Håvard Tveite

Personal information
- Born: 5 March 1962 Ås, Norway
- Died: 30 May 2021 (aged 59) Ås, Norway

Medal record
Men's orienteering
World Championships
| Gold medal – first place | 1987 Gérardmer | Relay |
| Bronze medal – third place | 1989 Skövde | Individual |
| Gold medal – first place | 1989 Skövde | Relay |
| Silver medal – second place | 1991 Mariánské Lázně | Relay |
| Bronze medal – third place | 1997 Grimstad | Relay |
World Cup
| Gold medal – first place | 1990 | WC Overall |
| Bronze medal – third place | 1988 | WC Overall |

= Håvard Tveite =

Norwegian orienteer (1962–2021)

Håvard Tveite (5 March 1962 – 30 May 2021) was a Norwegian orienteering competitor. He was Relay World Champion from 1987 and 1989, and has a silver medal from 1991 and a bronze medal from 1997. He also obtained bronze in the individual course at the 1989 World Orienteering Championships.

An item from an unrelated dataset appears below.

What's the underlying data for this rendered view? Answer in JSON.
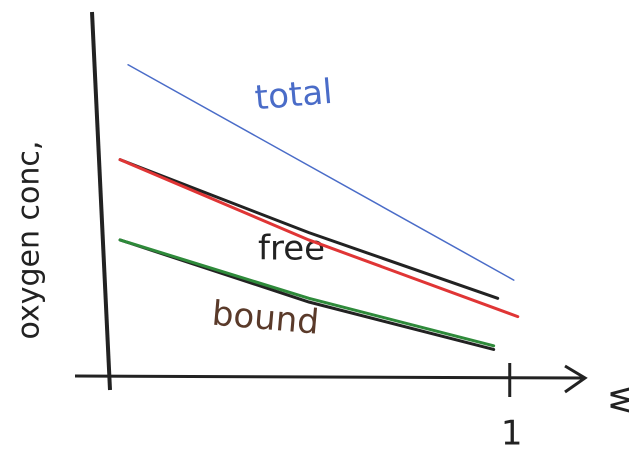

He was winner of the overall Orienteering World Cup in 1990, and placed third in the overall cup in 1988. He represented the sports clubs Ås IL and NTHI. He won the 1989 and 1990 Jukola relay, with NTHI.

Tveite was a member of the International Orienteering Federation Map Commission. He joined the IOF Map Commission in 2002 and became Chairman of the commission in 2007. He remained as Chairman until 2017. During his term the IOF International Specifications for Orienteering Maps went through multiple important revisions as the digitalisation of mapping and map printing processes became the norm. He was awarded an IOF Silver Pin for his service to the IOF in 2017.

Tveite was also a regular contributor to the QGIS project, contributing to documentation and developing various plugins.